The Linnaeus Garden

1700marknad2011_485
Leave the city bustle behind, and step into Linnaeus' day-to-day world behind the fence on Svartbäcksgatan. The garden is a reconstruction of how Linnaeus’s botanical garden looked in the middle of the 18th century.
Address: Linnéträdgården, Svartbäcksgatan 27 A-B

753 32 Uppsala, Sverige

  • Toalett
  • Tillgänglighet för rullstolsbundna
Open: May & Sept: Tue–Sun 11 am–5 pm. June–Aug: Mon-Sun 11 am–5 pm, Wed 11am–7pm
Gates to the Garden close at 8pm. (Closed during Midsummer.)

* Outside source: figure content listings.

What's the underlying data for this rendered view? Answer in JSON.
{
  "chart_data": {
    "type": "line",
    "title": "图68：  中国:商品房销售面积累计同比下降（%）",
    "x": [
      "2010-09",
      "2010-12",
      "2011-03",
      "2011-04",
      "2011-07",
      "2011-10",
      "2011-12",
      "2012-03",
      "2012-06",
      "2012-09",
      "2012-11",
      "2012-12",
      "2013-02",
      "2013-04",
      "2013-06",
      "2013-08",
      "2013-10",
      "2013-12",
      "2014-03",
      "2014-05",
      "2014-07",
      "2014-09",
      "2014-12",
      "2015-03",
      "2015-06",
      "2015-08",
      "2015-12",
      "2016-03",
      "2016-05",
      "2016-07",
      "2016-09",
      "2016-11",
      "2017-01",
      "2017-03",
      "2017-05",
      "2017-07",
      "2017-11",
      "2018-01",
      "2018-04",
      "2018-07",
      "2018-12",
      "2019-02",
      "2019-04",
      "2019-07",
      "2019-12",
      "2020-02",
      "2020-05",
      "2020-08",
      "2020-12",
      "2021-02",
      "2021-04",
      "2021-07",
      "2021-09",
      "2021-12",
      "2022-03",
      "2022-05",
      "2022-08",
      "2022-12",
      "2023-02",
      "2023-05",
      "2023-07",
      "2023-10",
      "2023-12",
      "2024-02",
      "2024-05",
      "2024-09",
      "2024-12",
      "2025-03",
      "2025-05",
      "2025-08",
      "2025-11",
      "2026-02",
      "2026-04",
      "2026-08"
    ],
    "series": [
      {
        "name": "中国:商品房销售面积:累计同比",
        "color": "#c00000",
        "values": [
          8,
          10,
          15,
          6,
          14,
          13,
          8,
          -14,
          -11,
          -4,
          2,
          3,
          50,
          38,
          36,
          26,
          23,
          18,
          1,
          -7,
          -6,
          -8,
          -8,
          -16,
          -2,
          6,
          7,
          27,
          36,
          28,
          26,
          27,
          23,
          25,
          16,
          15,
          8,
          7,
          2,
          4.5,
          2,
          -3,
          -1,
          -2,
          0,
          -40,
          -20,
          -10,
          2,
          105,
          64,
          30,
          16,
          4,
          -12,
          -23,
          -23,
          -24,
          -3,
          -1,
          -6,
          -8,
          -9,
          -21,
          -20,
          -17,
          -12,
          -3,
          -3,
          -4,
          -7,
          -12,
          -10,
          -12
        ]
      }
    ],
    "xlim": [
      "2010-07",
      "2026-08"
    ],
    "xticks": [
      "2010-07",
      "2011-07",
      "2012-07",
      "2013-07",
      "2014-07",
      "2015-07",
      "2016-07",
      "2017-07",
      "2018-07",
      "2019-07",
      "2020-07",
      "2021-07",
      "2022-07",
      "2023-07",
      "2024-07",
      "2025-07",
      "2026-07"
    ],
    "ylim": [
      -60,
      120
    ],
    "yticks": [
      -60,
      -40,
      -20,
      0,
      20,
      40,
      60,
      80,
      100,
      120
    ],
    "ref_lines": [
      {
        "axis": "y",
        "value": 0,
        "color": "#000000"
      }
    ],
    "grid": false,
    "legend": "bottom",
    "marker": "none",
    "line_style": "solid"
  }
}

What hides behind the tall green wooden fence along Svartbäcksgatan? Well, it is Sweden’s oldest botanical garden, founded in 1655 by professor of medicine Olof Rudbeck the Elder. Nowadays it is called Linnéträdgården, after Linnaeus, but in his time it was Uppsala University’s academic garden.

An oasis in the city

The fence separating Linnéträdgården from the outside world enables you to move from the city’s pulse into the 1700s, and the heart of Linnaeus’ achievements. Linnaeus lived and worked here for 35 years. Linnéträdgården is one of Uppsala’s most distinctive oases. Whether you are on your lunch break or you are a gardening enthusiast, you can find your own moments of inspiration and relaxation in Linnaeus’ garden.

Painstaking restoration

A lot is packed into a small space here. More than 1300 species of Swedish and foreign herbs, flowers, trees, shrubs and hedges. Perennial and annual. Some start flowering in early spring, and then they follow in succession all through the summer. The beds are planted in accordance with Linnaeus’ sexual system. Only plants that Linnaeus is known to have cultivated are grown here. When the Swedish Linnaeus Society restored Linnéträdgården in the early 1900s, they followed Linnaeus’ scrupulous notes, sketches, treatises and letters.

The academic orangery

The university kept an academic garden mainly for the cultivation of medicinal plants for medical research and education. According to Linnaeus, an orangery was vital to an academic garden, so he had one built where delicate plants could be kept during the winter.

World-famous visitor destination

Today Linnéträdgården, with its Orangeriet (Orangery) and Linnémuseet (Linnaeus Museum), is one of Uppsala’s internationally best-known visitor destinations. The garden is open to visitors from May to September. Orangeriet can be hired for conferences and functions throughout the year. A 1700s market is held one weekend in May, with the garden full of people in period dress, and exciting attractions such as historical games.

The summer café serves Swedish fika, coffee and drinks under a canopy of lime trees. The garden’s shop sells many of Linnaeus’ treatises and books, as well as Linnaeus souvenirs, etc.